The complaint states that the Special Committee of Cornerstone’s board of directors retained Centerview Partners LLC as its financial advisor for the transaction. Under their agreement, Cornerstone agreed to indemnify and reimburse Centerview for any losses, claims, liabilities, and expenses arising out of its engagement or the transaction. After the transaction closed, former shareholders filed lawsuits against Cornerstone, certain directors and officers, Centerview, and CD&R, challenging the fairness of the transaction. 

Cornerstone alleges it tendered the “Take-Private Litigation” to its D&O insurers, seeking coverage for all loss. The complaint states that the D&O insurers, including the defendants, acknowledged their coverage obligations for Cornerstone’s defense costs and settlement payment in the Take-Private Litigation. However, the insurers allegedly denied coverage for certain other amounts Cornerstone is legally obligated to pay on account of the take-private litigation, which Cornerstone claims also qualify as covered loss under their insurance policies. 

The complaint describes the relevant policy language, including the Zurich American Insurance Company Directors & Officers Liability Insurance Policy No. DOC 6974704-01, for the policy period of Nov. 16, 2021 to Nov. 16, 2022. The Zurich Policy provides that the underwriter shall pay on behalf of the company all loss for which the company becomes legally obligated to pay on account of a securities claim first made against the company during the policy period. The definition of loss includes damages, judgments, settlements, and defense costs. “Securities claim” is defined as any claim alleging a violation of any statutory or common law brought by one or more securities holders of the company. 

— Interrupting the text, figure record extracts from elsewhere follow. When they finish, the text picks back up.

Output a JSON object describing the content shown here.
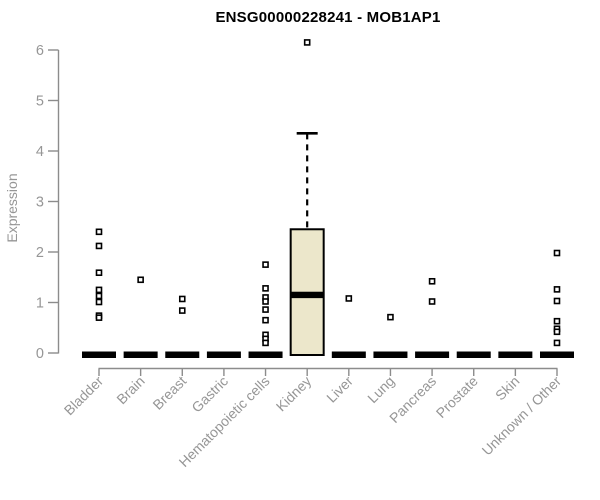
{
  "chart_data": {
    "type": "boxplot",
    "title": "ENSG00000228241 - MOB1AP1",
    "ylabel": "Expression",
    "xlabel": "",
    "ylim": [
      0,
      6.3
    ],
    "yticks": [
      0,
      1,
      2,
      3,
      4,
      5,
      6
    ],
    "grid": false,
    "legend": null,
    "categories": [
      "Bladder",
      "Brain",
      "Breast",
      "Gastric",
      "Hematopoietic cells",
      "Kidney",
      "Liver",
      "Lung",
      "Pancreas",
      "Prostate",
      "Skin",
      "Unknown / Other"
    ],
    "series": [
      {
        "category": "Bladder",
        "q1": 0,
        "median": 0,
        "q3": 0,
        "whisker_low": 0,
        "whisker_high": 0,
        "outliers": [
          2.4,
          2.12,
          1.59,
          1.25,
          1.13,
          1.01,
          0.74,
          0.7
        ]
      },
      {
        "category": "Brain",
        "q1": 0,
        "median": 0,
        "q3": 0,
        "whisker_low": 0,
        "whisker_high": 0,
        "outliers": [
          1.45
        ]
      },
      {
        "category": "Breast",
        "q1": 0,
        "median": 0,
        "q3": 0,
        "whisker_low": 0,
        "whisker_high": 0,
        "outliers": [
          1.07,
          0.84
        ]
      },
      {
        "category": "Gastric",
        "q1": 0,
        "median": 0,
        "q3": 0,
        "whisker_low": 0,
        "whisker_high": 0,
        "outliers": []
      },
      {
        "category": "Hematopoietic cells",
        "q1": 0,
        "median": 0,
        "q3": 0,
        "whisker_low": 0,
        "whisker_high": 0,
        "outliers": [
          1.75,
          1.28,
          1.1,
          1.02,
          0.86,
          0.65,
          0.36,
          0.28,
          0.2
        ]
      },
      {
        "category": "Kidney",
        "q1": 0,
        "median": 1.15,
        "q3": 2.45,
        "whisker_low": 0,
        "whisker_high": 4.35,
        "outliers": [
          6.15
        ]
      },
      {
        "category": "Liver",
        "q1": 0,
        "median": 0,
        "q3": 0,
        "whisker_low": 0,
        "whisker_high": 0,
        "outliers": [
          1.08
        ]
      },
      {
        "category": "Lung",
        "q1": 0,
        "median": 0,
        "q3": 0,
        "whisker_low": 0,
        "whisker_high": 0,
        "outliers": [
          0.71
        ]
      },
      {
        "category": "Pancreas",
        "q1": 0,
        "median": 0,
        "q3": 0,
        "whisker_low": 0,
        "whisker_high": 0,
        "outliers": [
          1.42,
          1.02
        ]
      },
      {
        "category": "Prostate",
        "q1": 0,
        "median": 0,
        "q3": 0,
        "whisker_low": 0,
        "whisker_high": 0,
        "outliers": []
      },
      {
        "category": "Skin",
        "q1": 0,
        "median": 0,
        "q3": 0,
        "whisker_low": 0,
        "whisker_high": 0,
        "outliers": []
      },
      {
        "category": "Unknown / Other",
        "q1": 0,
        "median": 0,
        "q3": 0,
        "whisker_low": 0,
        "whisker_high": 0,
        "outliers": [
          1.98,
          1.26,
          1.03,
          0.63,
          0.48,
          0.42,
          0.2
        ]
      }
    ],
    "colors": {
      "box_fill": "#ECE7CB",
      "box_border": "#000000",
      "median": "#000000",
      "whisker": "#000000",
      "outlier_border": "#000000",
      "outlier_fill": "#FFFFFF",
      "axis": "#8C8C8C",
      "tick_label": "#969696",
      "title": "#000000"
    }
  }
}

Berkshire Hathaway issued a follow-form policy, in excess of the Zurich Policy and other exhausted follow-form excess policies, bearing Policy No. 47-EPC-312958-02, for the policy period Nov. 16, 2021 to Nov. 16, 2022, with a $10,000,000 limit. Old Republic issued a follow-form policy, in excess of the Zurich Policy, other exhausted follow-form excess policies, and the Berkshire Policy, bearing Policy No. ORPRO 12 101512, for the same policy period, also with a $10,000,000 limit. The complaint alleges that all underlying insurance has now been exhausted by the payment of covered loss related to the take-private litigation, triggering the obligations of Berkshire and Old Republic. 

The complaint further references a court order in a similar dispute involving Cornerstone’s predecessor, where a Texas court found that legal fees and expenses the insured was obligated to pay on behalf of third-party consultants because of discovery propounded on them in a derivative action were covered Loss as “amounts ... that the Insured is obligated to pay” on account of a securities claim. 

Cornerstone claims that the insurers’ denial of coverage for the amounts Cornerstone was legally obligated to pay Centerview on account of the Take-Private Litigation constitutes a breach of contract. The company seeks compensatory damages in an amount to be determined at trial, pre- and post-judgment interest, and other relief as the court deems just and proper. 

At this stage, all statements reflect Cornerstone’s claims as set out in the complaint. The insurers have not yet filed their responses. The outcome of the case will depend on the court’s interpretation of the D&O policy language and the facts as they are developed in the litigation.